Il vise à poser encore une fois la question des moyens, car, comme cela a déjà été dit, les mesures organisationnelles ne suffiront pas à lutter efficacement contre le narcotrafic. Nous proposons donc que le chef de file « informe chaque année la représentation nationale sur l’adéquation entre les moyens juridiques, matériels et humains qui lui ont été conférés et les missions dont il a la charge ». La dernière réforme de la police judiciaire, issue de la loi Lopmi, n’est pas encore totalement intégrée et soulève, notamment de la part des agents, de nombreuses questions en matière d’effectifs ou de moyens financiers. Cet amendement vise d’une part à alerter au sujet de l’adéquation entre moyens et missions, faute de quoi ce texte ne servira à rien, d’autre part à renforcer le contrôle parlementaire : lorsque nous devons légiférer rapidement, sans étude d’impact, il est particulièrement […]

article 1er · amendement 180

Quel est l’avis de la commission ?

Roger Vicot rapporteur · SOC #869

La commission a émis un avis défavorable. Cependant, à titre personnel, je suis favorable à cet amendement – nous en rencontrerons d’autres du même type au cours de nos débats – comme à tout ce qui contribuerait, quel que soit le sujet, à informer la représentation nationale.

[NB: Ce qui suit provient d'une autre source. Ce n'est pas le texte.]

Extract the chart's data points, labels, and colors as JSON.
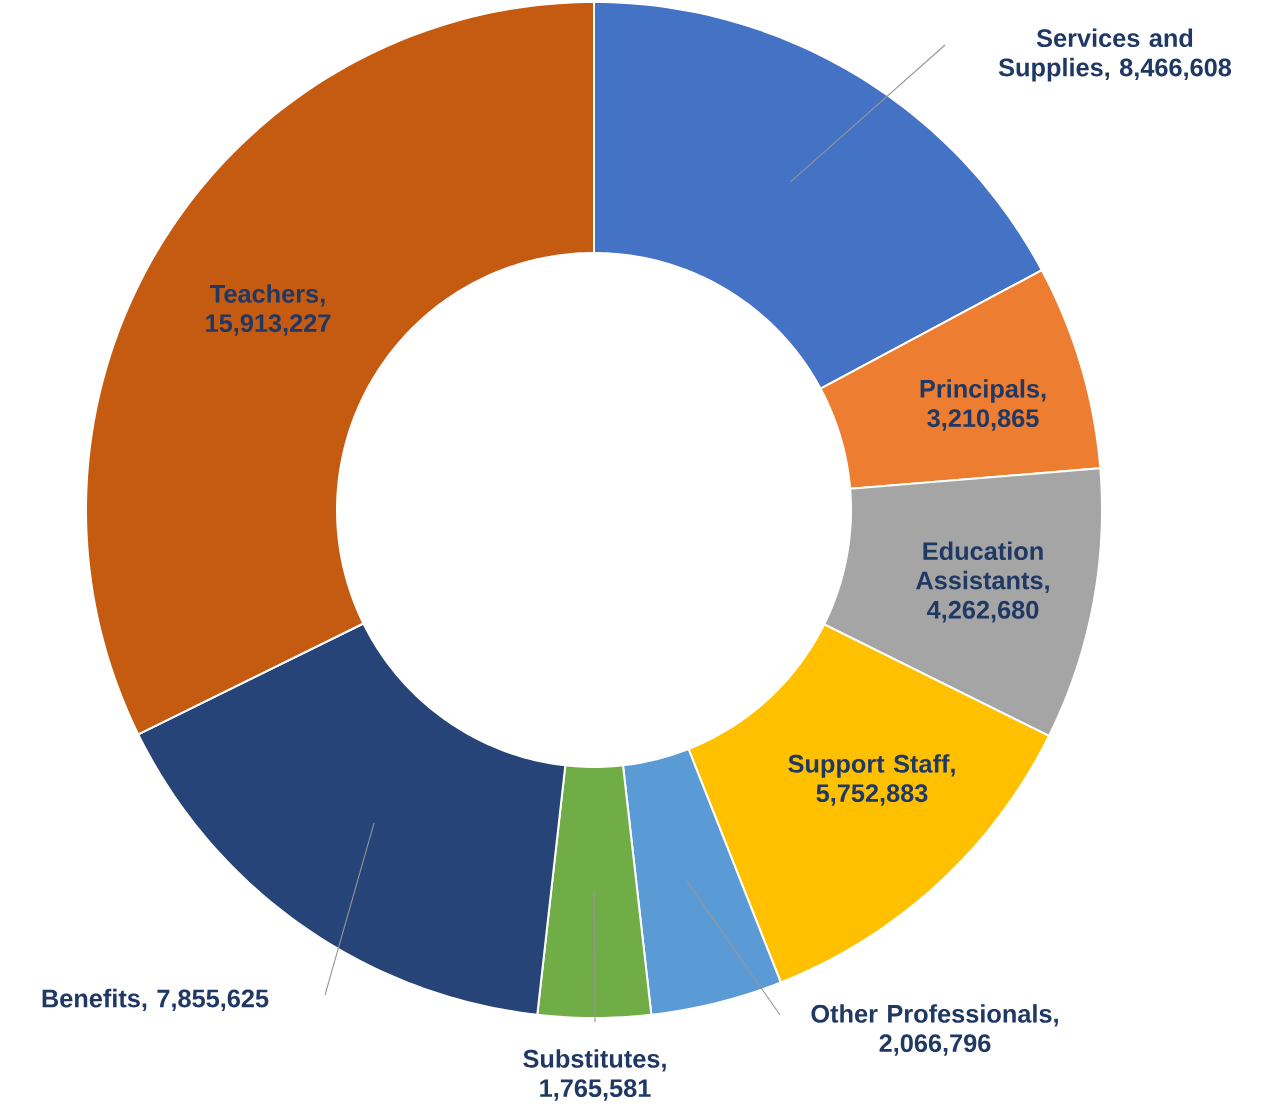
{
  "chart_data": {
    "type": "donut",
    "categories": [
      "Services and Supplies",
      "Principals",
      "Education Assistants",
      "Support Staff",
      "Other Professionals",
      "Substitutes",
      "Benefits",
      "Teachers"
    ],
    "values": [
      8466608,
      3210865,
      4262680,
      5752883,
      2066796,
      1765581,
      7855625,
      15913227
    ],
    "colors": [
      "#4472c4",
      "#ed7d31",
      "#a5a5a5",
      "#ffc000",
      "#5b9bd5",
      "#70ad47",
      "#264478",
      "#c55a11"
    ],
    "value_labels": [
      ", 8,466,608",
      ", 3,210,865",
      ", 4,262,680",
      ", 5,752,883",
      ", 2,066,796",
      ", 1,765,581",
      ", 7,855,625",
      ", 15,913,227"
    ]
  }
}
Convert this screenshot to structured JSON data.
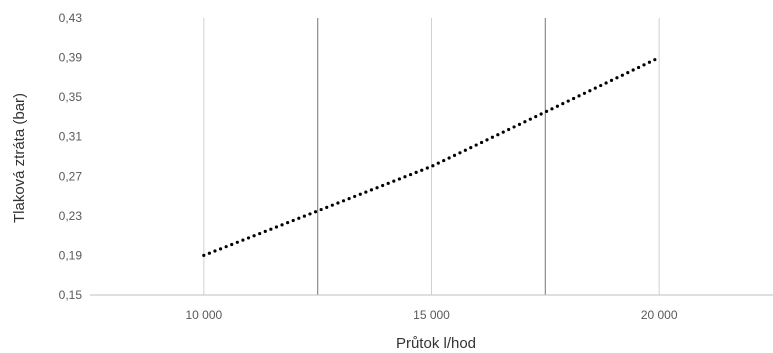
{
  "chart_data": {
    "type": "line",
    "xlabel": "Průtok l/hod",
    "ylabel": "Tlaková ztráta (bar)",
    "xlim": [
      7500,
      22500
    ],
    "ylim": [
      0.15,
      0.43
    ],
    "x_ticks": [
      10000,
      15000,
      20000
    ],
    "x_tick_labels": [
      "10 000",
      "15 000",
      "20 000"
    ],
    "y_ticks": [
      0.15,
      0.19,
      0.23,
      0.27,
      0.31,
      0.35,
      0.39,
      0.43
    ],
    "y_tick_labels": [
      "0,15",
      "0,19",
      "0,23",
      "0,27",
      "0,31",
      "0,35",
      "0,39",
      "0,43"
    ],
    "grid": "vertical",
    "series": [
      {
        "line_style": "dotted",
        "color": "#000000",
        "x": [
          10000,
          12500,
          15000,
          17500,
          20000
        ],
        "y": [
          0.19,
          0.235,
          0.28,
          0.335,
          0.39
        ]
      }
    ]
  }
}
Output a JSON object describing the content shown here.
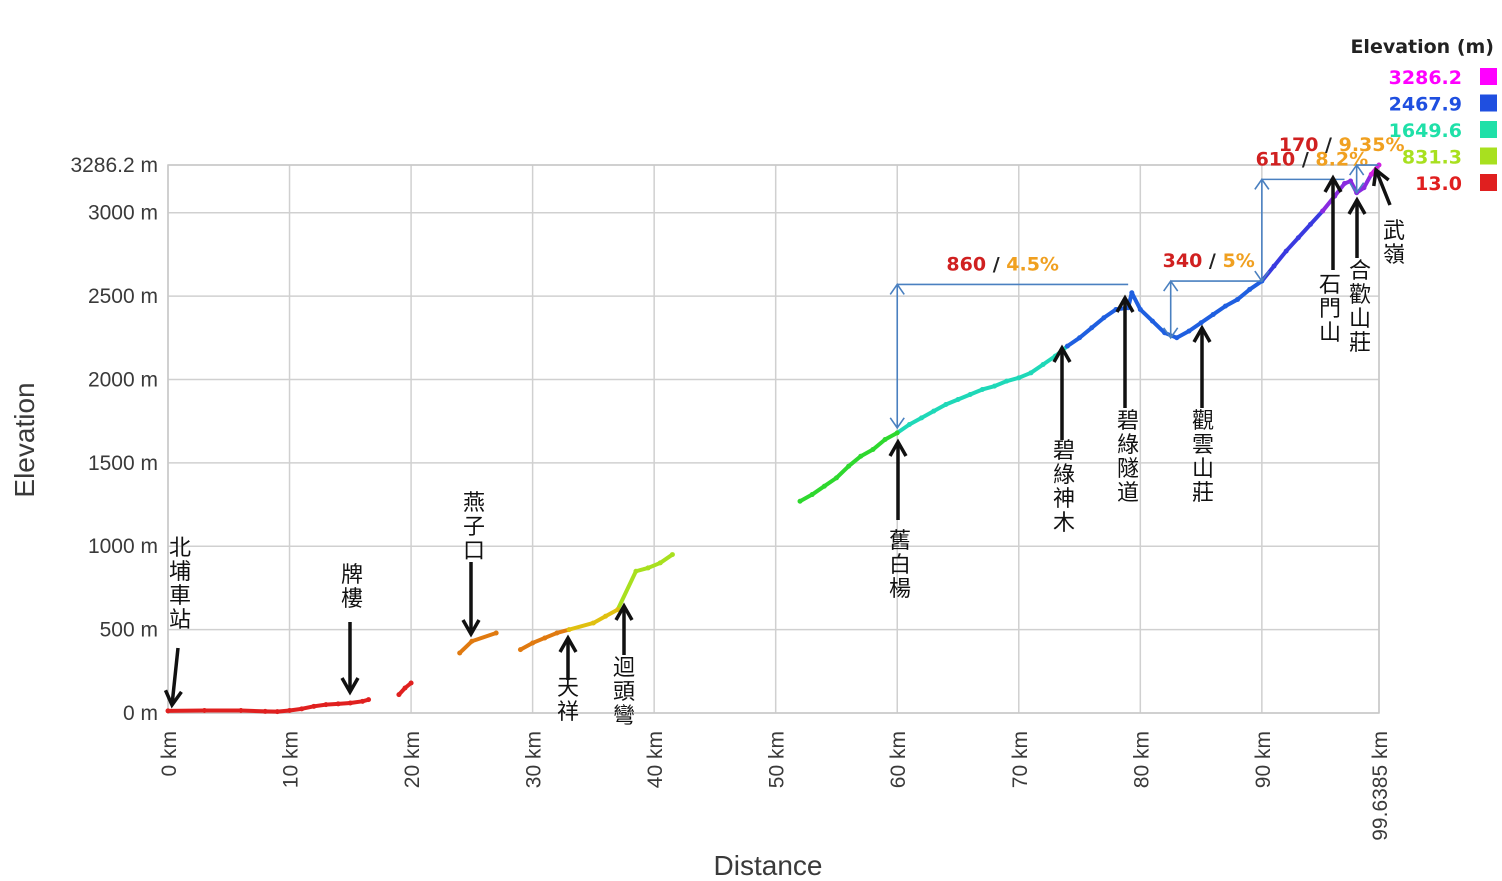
{
  "chart_data": {
    "type": "scatter",
    "xlabel": "Distance",
    "ylabel": "Elevation",
    "xlim": [
      0,
      99.6385
    ],
    "ylim": [
      0,
      3286.2
    ],
    "x_ticks": [
      "0 km",
      "10 km",
      "20 km",
      "30 km",
      "40 km",
      "50 km",
      "60 km",
      "70 km",
      "80 km",
      "90 km",
      "99.6385 km"
    ],
    "y_ticks": [
      "0 m",
      "500 m",
      "1000 m",
      "1500 m",
      "2000 m",
      "2500 m",
      "3000 m",
      "3286.2 m"
    ],
    "legend": {
      "title": "Elevation (m)",
      "position": "top-right",
      "entries": [
        {
          "label": "3286.2",
          "color": "#ff00ff"
        },
        {
          "label": "2467.9",
          "color": "#1f4fe0"
        },
        {
          "label": "1649.6",
          "color": "#1fe0a8"
        },
        {
          "label": "831.3",
          "color": "#a8e01f"
        },
        {
          "label": "13.0",
          "color": "#e01f1f"
        }
      ]
    },
    "profile": [
      [
        0,
        13
      ],
      [
        3,
        15
      ],
      [
        6,
        15
      ],
      [
        8,
        10
      ],
      [
        9,
        8
      ],
      [
        10,
        15
      ],
      [
        11,
        25
      ],
      [
        12,
        40
      ],
      [
        13,
        50
      ],
      [
        14,
        55
      ],
      [
        15,
        60
      ],
      [
        16,
        70
      ],
      [
        16.5,
        80
      ],
      [
        19,
        110
      ],
      [
        19.5,
        150
      ],
      [
        20,
        180
      ],
      [
        24,
        360
      ],
      [
        25,
        430
      ],
      [
        27,
        480
      ],
      [
        29,
        380
      ],
      [
        30,
        420
      ],
      [
        31,
        450
      ],
      [
        32,
        480
      ],
      [
        33,
        500
      ],
      [
        35,
        540
      ],
      [
        36,
        580
      ],
      [
        37,
        620
      ],
      [
        38.5,
        850
      ],
      [
        39.5,
        870
      ],
      [
        40.5,
        900
      ],
      [
        41.5,
        950
      ],
      [
        52,
        1270
      ],
      [
        53,
        1310
      ],
      [
        54,
        1360
      ],
      [
        55,
        1410
      ],
      [
        56,
        1480
      ],
      [
        57,
        1540
      ],
      [
        58,
        1580
      ],
      [
        59,
        1640
      ],
      [
        60,
        1680
      ],
      [
        61,
        1730
      ],
      [
        62,
        1770
      ],
      [
        63,
        1810
      ],
      [
        64,
        1850
      ],
      [
        65,
        1880
      ],
      [
        66,
        1910
      ],
      [
        67,
        1940
      ],
      [
        68,
        1960
      ],
      [
        69,
        1990
      ],
      [
        70,
        2010
      ],
      [
        71,
        2040
      ],
      [
        72,
        2090
      ],
      [
        73,
        2140
      ],
      [
        74,
        2200
      ],
      [
        75,
        2250
      ],
      [
        76,
        2310
      ],
      [
        77,
        2370
      ],
      [
        78,
        2420
      ],
      [
        79,
        2430
      ],
      [
        79.3,
        2520
      ],
      [
        80,
        2420
      ],
      [
        81,
        2350
      ],
      [
        82,
        2280
      ],
      [
        83,
        2250
      ],
      [
        84,
        2290
      ],
      [
        85,
        2340
      ],
      [
        86,
        2390
      ],
      [
        87,
        2440
      ],
      [
        88,
        2480
      ],
      [
        89,
        2540
      ],
      [
        90,
        2590
      ],
      [
        91,
        2680
      ],
      [
        92,
        2770
      ],
      [
        93,
        2850
      ],
      [
        94,
        2930
      ],
      [
        95,
        3010
      ],
      [
        96,
        3100
      ],
      [
        96.8,
        3175
      ],
      [
        97.3,
        3190
      ],
      [
        97.8,
        3120
      ],
      [
        98.4,
        3150
      ],
      [
        99,
        3230
      ],
      [
        99.6385,
        3286.2
      ]
    ],
    "gaps_between": [
      [
        16.5,
        19
      ],
      [
        20,
        24
      ],
      [
        27,
        29
      ],
      [
        41.5,
        52
      ]
    ],
    "annotations": [
      {
        "climb": "860",
        "grade": "4.5%",
        "from_km": 60,
        "to_km": 79,
        "from_m": 1710,
        "to_m": 2570
      },
      {
        "climb": "340",
        "grade": "5%",
        "from_km": 82.5,
        "to_km": 90,
        "from_m": 2250,
        "to_m": 2590
      },
      {
        "climb": "610",
        "grade": "8.2%",
        "from_km": 90,
        "to_km": 96.8,
        "from_m": 2590,
        "to_m": 3200
      },
      {
        "climb": "170",
        "grade": "9.35%",
        "from_km": 97.8,
        "to_km": 99.6,
        "from_m": 3120,
        "to_m": 3286
      }
    ],
    "places": [
      {
        "name": "北埔車站",
        "km": 0.2,
        "m": 20
      },
      {
        "name": "牌樓",
        "km": 15,
        "m": 70
      },
      {
        "name": "燕子口",
        "km": 25,
        "m": 420
      },
      {
        "name": "天祥",
        "km": 32.5,
        "m": 470
      },
      {
        "name": "迴頭彎",
        "km": 37.5,
        "m": 620
      },
      {
        "name": "舊白楊",
        "km": 60,
        "m": 1680
      },
      {
        "name": "碧綠神木",
        "km": 73.5,
        "m": 2180
      },
      {
        "name": "碧綠隧道",
        "km": 79,
        "m": 2450
      },
      {
        "name": "觀雲山莊",
        "km": 85,
        "m": 2310
      },
      {
        "name": "石門山",
        "km": 96.7,
        "m": 3180
      },
      {
        "name": "合歡山莊",
        "km": 98,
        "m": 3140
      },
      {
        "name": "武嶺",
        "km": 99.5,
        "m": 3280
      }
    ]
  }
}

Quel est l’avis du gouvernement ?

Bruno Retailleau ministre d’État #871

Avis défavorable. Il s’agit là, certes, de l’une des principales fonctions du Parlement, mais il est inutile que chaque article inclue son propre mécanisme de contrôle. L’article 24 de la Constitution confère aux deux chambres un pouvoir d’investigation très étendu : nul besoin de le décliner au sein de chaque texte législatif !

La parole est à M. Ugo Bernalicis.

Il le faudrait pourtant bien, monsieur le ministre, car cela éviterait que vous nous citiez à la volée des chiffres que nous ne pouvons ni vérifier ni contester, puis que vous ne répondiez pas lorsque nous avançons des chiffres tout droit sortis des bleus budgétaires. Je finis par me demander si le bleu, ce n’est pas vous !Je le répète, j’aimerais avoir une réponse : entre 46 000 et 41 000 ETP, comment expliquer la différence ? Cela signifie-t-il que les chiffres des deux années précédentes étaient faux ? (M. Ian Boucard s’exclame.) Ces documents sont l’instrument que nous octroie la loi organique relative aux lois de finances (Lolf) pour contrôler globalement les moyens affectés aux diverses politiques. Si vous ne respectez pas même cela, il devient nécessaire d’introduire dans les textes des dispositifs tels que celui prévu par l’amendement, afin de permettre un contrôle détaillé […]

Est-ce normal qu’il dispose d’un si long temps de parole ?

…tant que je n’ai pas obtenu les éléments nécessaires pour éclairer la représentation nationale. Contrairement à d’autres, nous ne nous prononçons pas à l’aveuglette : nous travaillons nos dossiers et nous allons au bout des choses ! (Applaudissements sur quelques bancs du groupe LFI-NFP.)

La parole est à M. Michaël Taverne.

Lors de l’examen du dernier projet de loi de finances, les crédits de la police judiciaire, hors administration centrale, avaient connu une baisse de 245 millions d’euros. Quand c’est flou, c’est qu’il y a un loup ! Par des enquêteurs qui ont vingt-cinq ou trente ans de carrière et font partie d’associations visant à défendre, non leur boutique, mais la police judiciaire dans l’intérêt général, nous disposons de chiffres contredisant quelque peu ce que l’on nous dit dans cet hémicycle. Les émanations de l’Ofast voient leurs effectifs réduits ; le budget de la vitrine de la police, le Raid – recherche assistance intervention dissuasion –, dont les membres risquent leur vie chaque jour, décroît ! Nous voterons donc en faveur de l’amendement. (Applaudissements sur plusieurs bancs du groupe RN.)

#881

(L’amendement no 180 est adopté.)

· ADOPTION amendement (main levée) adt
Jérémie Iordanoff president · EcoS #882

La parole est à M. Charles Sitzenstuhl, pour soutenir l’amendement no 240.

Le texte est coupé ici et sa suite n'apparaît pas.